Liquid News

2018 IUSD Science Fair Winners Commended at IRWD Board Meeting

At the May 29 board meeting, IRWD staff and board members recognized a group of young students for their top water-related projects in the 2018 Irvine Unified School District Science Fair. Students were awarded certificates and their projects were displayed at the IRWD Sand Canyon office. Read on to learn about the scientific achievements of each of the students.


“Will it Melt?”

By Beverlyn Tsai and Jane Jeon, sixth-graders at Beacon Elementary School

Beverlyn Tsai and Jane Jeon performed research on how salt added to purified water affects the rate at which it melts. They froze and tested five different saturations of salt and timed the rate at which each one melted. Their experiment found that the more salt that was added to water, the faster it would melt. They concluded that useful applications for this finding would be to use salt in defrosting freezer foods and to clear icy roads in winter.


“Nitrate Uptake by Algae”

By Krystal Tran, seventh-grader at South Lake Middle School

As a tropical fish owner, Krystal Tran knew that algae could be harmful to her fish, but she also wondered if it might also provide some healthful qualities to aquatic life. Her research looked into the benefits of algae in removing from water various nitrates (including ammonia) that can harm fish. She tested three types of algae, and measured and tracked nitrate levels in the water to determine that Nannochloropsis oculata — a fast-growing single-celled saltwater algae — removed the highest quantities of ammonia and nitrates from the water. Tran believes the Nannochloropsis oculata algae could be used effectively in treating wastewater.


“The Study of How the Concentration of Acetic Acid in Water Affects Plant Growth in Drought Conditions”

By Chamidu Sagara, freshman at University High School

Chamidu Sagara used pinto bean seeds to test how acetic acid — a substance that triggers a drought response in plants — can be used to help crops tolerate periods of drought. In his experiment, he planted five seeds, and watered them with a solutions containing various concentrations of 0%, 25%, 50%, 75%, and 100% acetic acid. Tracking the plants’ growth over 14 days, his research revealed that the 25% concentration performed best under simulated drought conditions — measuring more than three times the height of the control plant at 11.5 centimeters tall. Sagara believes acetic acid could offer a revolutionary approach to aiding crops during drought. But at this time, he noted, the cost of acetic acid is prohibitively high to be used for that purpose.


“Determining the Minimum Quantity of Moringa oleifera Seed Required to Reduce the Turbidity of Non-Potable Water”

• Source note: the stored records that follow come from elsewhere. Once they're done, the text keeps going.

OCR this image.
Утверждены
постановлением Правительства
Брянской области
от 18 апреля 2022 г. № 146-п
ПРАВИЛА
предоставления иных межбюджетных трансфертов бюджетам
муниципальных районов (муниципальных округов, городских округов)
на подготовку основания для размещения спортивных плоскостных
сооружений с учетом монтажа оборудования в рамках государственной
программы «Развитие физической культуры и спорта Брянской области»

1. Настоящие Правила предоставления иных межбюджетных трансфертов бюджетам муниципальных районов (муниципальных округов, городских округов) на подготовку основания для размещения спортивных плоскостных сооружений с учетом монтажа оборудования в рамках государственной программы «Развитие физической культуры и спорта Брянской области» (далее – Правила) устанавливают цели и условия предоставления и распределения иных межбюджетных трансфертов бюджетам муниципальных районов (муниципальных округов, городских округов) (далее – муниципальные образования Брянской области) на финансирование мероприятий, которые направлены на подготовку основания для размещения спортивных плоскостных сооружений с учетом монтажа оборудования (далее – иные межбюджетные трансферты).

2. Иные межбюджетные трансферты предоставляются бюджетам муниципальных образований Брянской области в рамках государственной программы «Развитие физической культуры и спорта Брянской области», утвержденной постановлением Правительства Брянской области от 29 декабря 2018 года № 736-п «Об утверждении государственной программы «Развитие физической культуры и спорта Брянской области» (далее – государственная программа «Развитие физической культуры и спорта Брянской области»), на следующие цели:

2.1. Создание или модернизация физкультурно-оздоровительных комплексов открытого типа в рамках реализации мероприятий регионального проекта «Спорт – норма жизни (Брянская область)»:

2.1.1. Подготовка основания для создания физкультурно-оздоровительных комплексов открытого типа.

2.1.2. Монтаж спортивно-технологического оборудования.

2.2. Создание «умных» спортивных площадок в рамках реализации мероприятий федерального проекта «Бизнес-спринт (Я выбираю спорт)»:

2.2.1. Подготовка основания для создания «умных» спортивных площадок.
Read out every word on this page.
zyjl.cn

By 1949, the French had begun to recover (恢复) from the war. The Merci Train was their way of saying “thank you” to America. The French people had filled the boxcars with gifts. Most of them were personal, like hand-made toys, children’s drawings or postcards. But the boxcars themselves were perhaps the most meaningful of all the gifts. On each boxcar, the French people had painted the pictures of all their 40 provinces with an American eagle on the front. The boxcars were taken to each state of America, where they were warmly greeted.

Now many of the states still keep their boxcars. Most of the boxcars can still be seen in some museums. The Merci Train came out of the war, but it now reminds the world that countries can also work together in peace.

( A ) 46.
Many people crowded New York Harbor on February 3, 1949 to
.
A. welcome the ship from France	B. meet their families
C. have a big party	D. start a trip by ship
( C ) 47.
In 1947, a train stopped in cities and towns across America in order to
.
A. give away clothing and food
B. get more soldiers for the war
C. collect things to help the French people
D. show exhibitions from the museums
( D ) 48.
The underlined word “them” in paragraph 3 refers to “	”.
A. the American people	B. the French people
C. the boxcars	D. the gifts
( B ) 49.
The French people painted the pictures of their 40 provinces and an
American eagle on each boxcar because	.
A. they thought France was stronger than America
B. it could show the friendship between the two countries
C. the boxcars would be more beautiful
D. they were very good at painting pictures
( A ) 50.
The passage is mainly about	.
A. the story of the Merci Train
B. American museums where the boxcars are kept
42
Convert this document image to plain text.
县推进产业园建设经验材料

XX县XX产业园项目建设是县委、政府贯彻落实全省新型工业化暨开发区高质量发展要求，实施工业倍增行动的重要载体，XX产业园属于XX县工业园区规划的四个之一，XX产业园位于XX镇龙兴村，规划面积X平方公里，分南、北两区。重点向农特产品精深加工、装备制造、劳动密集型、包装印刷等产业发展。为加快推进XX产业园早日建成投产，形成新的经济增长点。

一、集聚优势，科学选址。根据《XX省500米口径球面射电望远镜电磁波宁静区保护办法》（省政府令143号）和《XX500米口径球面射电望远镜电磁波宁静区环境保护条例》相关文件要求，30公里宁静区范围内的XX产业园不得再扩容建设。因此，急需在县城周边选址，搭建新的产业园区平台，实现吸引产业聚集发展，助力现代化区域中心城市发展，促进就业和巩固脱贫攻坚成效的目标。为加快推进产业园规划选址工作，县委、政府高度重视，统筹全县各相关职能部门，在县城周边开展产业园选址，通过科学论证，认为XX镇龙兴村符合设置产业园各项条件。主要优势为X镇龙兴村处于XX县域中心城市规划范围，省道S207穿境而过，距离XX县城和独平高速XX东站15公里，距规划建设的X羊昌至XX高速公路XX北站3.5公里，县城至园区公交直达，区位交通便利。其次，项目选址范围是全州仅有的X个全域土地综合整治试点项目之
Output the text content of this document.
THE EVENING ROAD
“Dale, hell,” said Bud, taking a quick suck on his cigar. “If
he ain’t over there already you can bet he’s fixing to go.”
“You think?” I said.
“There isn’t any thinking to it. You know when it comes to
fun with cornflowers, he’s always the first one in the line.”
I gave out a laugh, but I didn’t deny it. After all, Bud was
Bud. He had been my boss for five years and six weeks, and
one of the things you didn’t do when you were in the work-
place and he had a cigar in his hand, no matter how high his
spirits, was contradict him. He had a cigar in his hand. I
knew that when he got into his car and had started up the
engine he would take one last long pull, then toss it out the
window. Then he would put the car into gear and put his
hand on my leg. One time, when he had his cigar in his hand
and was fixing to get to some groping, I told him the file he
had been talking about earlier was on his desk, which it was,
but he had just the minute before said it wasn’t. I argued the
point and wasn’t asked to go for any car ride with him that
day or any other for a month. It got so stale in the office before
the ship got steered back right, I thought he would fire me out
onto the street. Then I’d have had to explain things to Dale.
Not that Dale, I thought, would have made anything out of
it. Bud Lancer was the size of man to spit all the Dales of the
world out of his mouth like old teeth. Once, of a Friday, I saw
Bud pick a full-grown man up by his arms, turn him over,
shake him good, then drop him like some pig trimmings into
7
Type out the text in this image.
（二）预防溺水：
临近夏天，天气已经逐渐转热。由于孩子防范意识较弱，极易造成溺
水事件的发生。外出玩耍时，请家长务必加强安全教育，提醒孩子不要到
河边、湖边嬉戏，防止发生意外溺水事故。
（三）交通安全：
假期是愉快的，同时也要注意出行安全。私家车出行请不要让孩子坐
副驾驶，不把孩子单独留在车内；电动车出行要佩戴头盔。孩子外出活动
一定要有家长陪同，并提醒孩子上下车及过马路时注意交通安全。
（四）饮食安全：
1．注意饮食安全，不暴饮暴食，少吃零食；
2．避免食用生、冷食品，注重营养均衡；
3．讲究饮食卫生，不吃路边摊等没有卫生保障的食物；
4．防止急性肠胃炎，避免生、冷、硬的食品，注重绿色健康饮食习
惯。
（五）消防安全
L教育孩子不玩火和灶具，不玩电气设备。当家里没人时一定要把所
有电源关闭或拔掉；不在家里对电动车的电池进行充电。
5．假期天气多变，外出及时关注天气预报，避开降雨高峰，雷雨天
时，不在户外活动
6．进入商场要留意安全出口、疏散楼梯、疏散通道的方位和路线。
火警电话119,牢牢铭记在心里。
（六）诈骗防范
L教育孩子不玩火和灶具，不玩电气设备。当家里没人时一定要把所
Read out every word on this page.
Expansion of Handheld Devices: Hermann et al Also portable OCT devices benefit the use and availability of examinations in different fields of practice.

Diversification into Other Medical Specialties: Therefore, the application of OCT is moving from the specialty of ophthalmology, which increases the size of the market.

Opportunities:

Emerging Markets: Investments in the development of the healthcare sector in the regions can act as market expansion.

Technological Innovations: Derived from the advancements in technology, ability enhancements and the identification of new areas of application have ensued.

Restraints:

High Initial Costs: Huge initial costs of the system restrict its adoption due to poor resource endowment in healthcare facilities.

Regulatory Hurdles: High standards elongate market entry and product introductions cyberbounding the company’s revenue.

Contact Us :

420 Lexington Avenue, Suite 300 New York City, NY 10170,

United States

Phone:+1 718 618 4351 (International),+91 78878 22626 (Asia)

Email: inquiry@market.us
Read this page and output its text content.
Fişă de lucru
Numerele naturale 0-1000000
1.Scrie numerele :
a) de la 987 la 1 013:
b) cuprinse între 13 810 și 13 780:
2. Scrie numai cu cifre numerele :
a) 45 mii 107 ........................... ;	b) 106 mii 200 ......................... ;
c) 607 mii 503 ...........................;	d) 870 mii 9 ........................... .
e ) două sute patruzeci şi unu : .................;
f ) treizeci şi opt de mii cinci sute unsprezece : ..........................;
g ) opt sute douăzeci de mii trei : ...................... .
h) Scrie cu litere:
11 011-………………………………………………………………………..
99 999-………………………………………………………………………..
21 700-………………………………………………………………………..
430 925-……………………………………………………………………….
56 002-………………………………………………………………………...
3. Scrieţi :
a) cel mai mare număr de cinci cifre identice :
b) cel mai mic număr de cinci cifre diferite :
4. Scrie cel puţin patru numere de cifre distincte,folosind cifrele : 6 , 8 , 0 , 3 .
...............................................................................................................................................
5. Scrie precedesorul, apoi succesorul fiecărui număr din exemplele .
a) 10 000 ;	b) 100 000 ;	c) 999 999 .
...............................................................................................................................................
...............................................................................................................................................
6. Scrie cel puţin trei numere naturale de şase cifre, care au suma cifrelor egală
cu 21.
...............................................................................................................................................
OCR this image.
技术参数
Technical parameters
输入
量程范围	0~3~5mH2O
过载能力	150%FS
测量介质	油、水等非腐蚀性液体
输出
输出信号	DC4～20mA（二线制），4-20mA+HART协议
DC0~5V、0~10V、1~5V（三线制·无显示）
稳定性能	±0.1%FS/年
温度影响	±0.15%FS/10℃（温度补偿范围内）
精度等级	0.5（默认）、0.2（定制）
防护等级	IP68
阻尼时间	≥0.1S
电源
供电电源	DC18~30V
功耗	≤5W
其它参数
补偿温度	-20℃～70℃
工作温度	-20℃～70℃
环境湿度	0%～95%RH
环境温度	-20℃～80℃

By Jenna Schindele, junior at University High School

Jenna Schindele’s experiment set out to determine the minimum quantity of Moringa oleifera seed powder required to reduce turbidity of non-potable water. The Moringa oleifera is a tree native to northern India, which is also abundant in Southeast Asia, Africa, the Arabian Peninsula, South America and the Pacific and Caribbean islands. It contains a protein that binds with bacteria to flocculate impurities through the process of neutralization and absorption, followed by sedimentation.

Schindele created 15 test samples, each with different levels of the Moringa oleifera seed powder, and tested each sample for turbidity over time. Her conclusion was that lesser quantities of the seed powder were most effective at improving the turbidity of non-potable water. Recognizing that contaminated water causes more than 500,000 diarrheal deaths each year, Schindele believes the Moringa oleifera stands as a viable option of water treatment to developing countries unable to afford more costly treatments such as reverse-osmosis or chlorination.